Mirroring the ‘four pillars’ of the Green Bond Principles, the service assesses a transaction’s use of proceeds, the process of project selection, the management of proceeds and the issuer’s reporting commitments.

R&I has identified nine eligible categories under which environmentally beneficial projects can fall, and assesses the selection of those projects based on whether they fall in line with environmental policies or “other generally accepted viewpoints” and whether they adhere to a standard or have a certification.

“But in addition to the four pillars of the Green Bond Principles, we have developed a fifth component to our assessment: the issuer’s environmental contributions,” explains Takashi Morioka, Chief Analyst and Head of the Specialised Finance Group at R&I, who focuses on green bonds and credit risk analysis for the renewable energy sector.

This is where R&I diverges from S&P, which looks strictly at the projects being financed by the green bond, not the profile of the issuer (it has launched an ESG Assessment product to do that separately).

“If one issuer has a history of engaging in environmental activities and another has never been involved in the space before, then we believe the former is likely to be able to perform better on a green level,” Morioka says. “In short, we believe green issuers issue greener bonds.”

To date, R&I has only performed one green bond evaluation – for Nomura Research Institute – but Morioka says there have been “many enquiries” from banks, companies and government agencies interested in the new service, particularly as the Japanese government is pushing the asset class with an upcoming set of national standards.

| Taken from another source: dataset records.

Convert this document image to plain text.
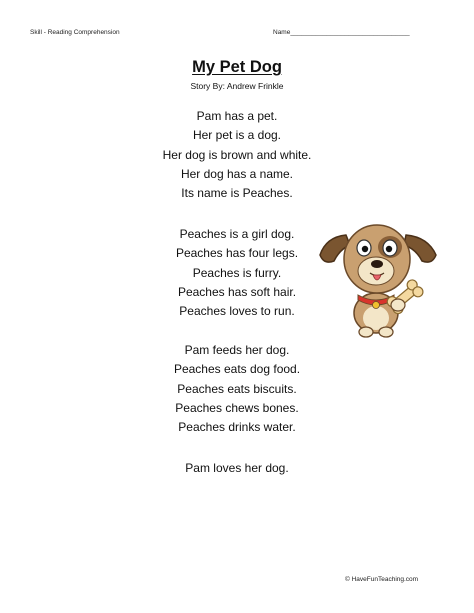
Skill - Reading Comprehension	Name_________________________________
My Pet Dog
Story By: Andrew Frinkle
Pam has a pet.
Her pet is a dog.
Her dog is brown and white.
Her dog has a name.
Its name is Peaches.
Peaches is a girl dog.
Peaches has four legs.
Peaches is furry.
Peaches has soft hair.
Peaches loves to run.
Pam feeds her dog.
Peaches eats dog food.
Peaches eats biscuits.
Peaches chews bones.
Peaches drinks water.
Pam loves her dog.
© HaveFunTeaching.com
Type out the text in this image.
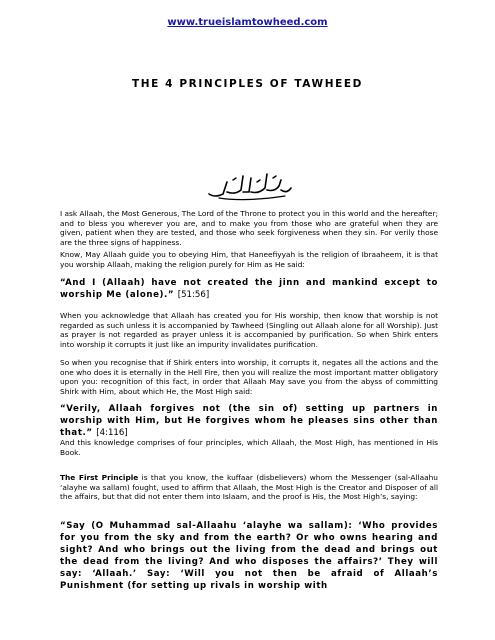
www.trueislamtowheed.com
THE 4 PRINCIPLES OF TAWHEED

I ask Allaah, the Most Generous, The Lord of the Throne to protect you in this world and the hereafter; and to bless you wherever you are, and to make you from those who are grateful when they are given, patient when they are tested, and those who seek forgiveness when they sin. For verily those are the three signs of happiness.

Know, May Allaah guide you to obeying Him, that Haneefiyyah is the religion of Ibraaheem, it is that you worship Allaah, making the religion purely for Him as He said:

“And I (Allaah) have not created the jinn and mankind except to worship Me (alone).” [51:56]

When you acknowledge that Allaah has created you for His worship, then know that worship is not regarded as such unless it is accompanied by Tawheed (Singling out Allaah alone for all Worship). Just as prayer is not regarded as prayer unless it is accompanied by purification. So when Shirk enters into worship it corrupts it just like an impurity invalidates purification.

So when you recognise that if Shirk enters into worship, it corrupts it, negates all the actions and the one who does it is eternally in the Hell Fire, then you will realize the most important matter obligatory upon you: recognition of this fact, in order that Allaah May save you from the abyss of committing Shirk with Him, about which He, the Most High said:

“Verily, Allaah forgives not (the sin of) setting up partners in worship with Him, but He forgives whom he pleases sins other than that.” [4:116]

And this knowledge comprises of four principles, which Allaah, the Most High, has mentioned in His Book.

The First Principle is that you know, the kuffaar (disbelievers) whom the Messenger (sal-Allaahu ‘alayhe wa sallam) fought, used to affirm that Allaah, the Most High is the Creator and Disposer of all the affairs, but that did not enter them into Islaam, and the proof is His, the Most High’s, saying:

“Say (O Muhammad sal-Allaahu ‘alayhe wa sallam): ‘Who provides for you from the sky and from the earth? Or who owns hearing and sight? And who brings out the living from the dead and brings out the dead from the living? And who disposes the affairs?’ They will say: ‘Allaah.’ Say: ‘Will you not then be afraid of Allaah’s Punishment (for setting up rivals in worship with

Moody’s has a few more notches on its green-bond belt, with nine assessments so far. Issuers include property financing firm Renovate and Mohawk Valley Water Authority in the US, Mexico airport in Latin America and Rabobank subsidiary Obvion and Gothenburg in Sweden.

All the transactions assessed by both agencies have so far been awarded the top green bond score (GB1/GA1).

“Issuers gravitate towards that grade, and are willing to adapt their practices to achieve it,” says Shilling. “We’ve made the scorecard quite transparent, we think, and it’s abundantly clear to issuers how they can achieve a high grade – although it’s entirely up to them.”

He adds that, over time, he would expect to end up with a green bond assessment landscape similar to the credit ratings space – with a variety of grades to suit the needs of different investors. “In credit ratings it works because investors value the opinion. What we would like to believe is that in time, the same will apply to green bonds: investors will not be prepared to invest in green bonds without these external reviews to factor into their analysis. And once that begins to ripple through the system, you’re more likely to start getting distribution along the scale.”S&P Global Ratings closed the consultation on its service at the end of last month, with a view to launching it in the first quarter of 2017.

“The aim is to make it easier for investors to compare green bonds and their pricing based on their greenness, in the same way they can with their creditworthiness. And ultimately, the market may reward the greener bonds with better pricing in the same way, too,” says Wilkins. “That is one way to encourage companies to start taking environmental activities seriously, and may lead to better scaling up of climate finance and improve the sustainability of countries and the global economy.”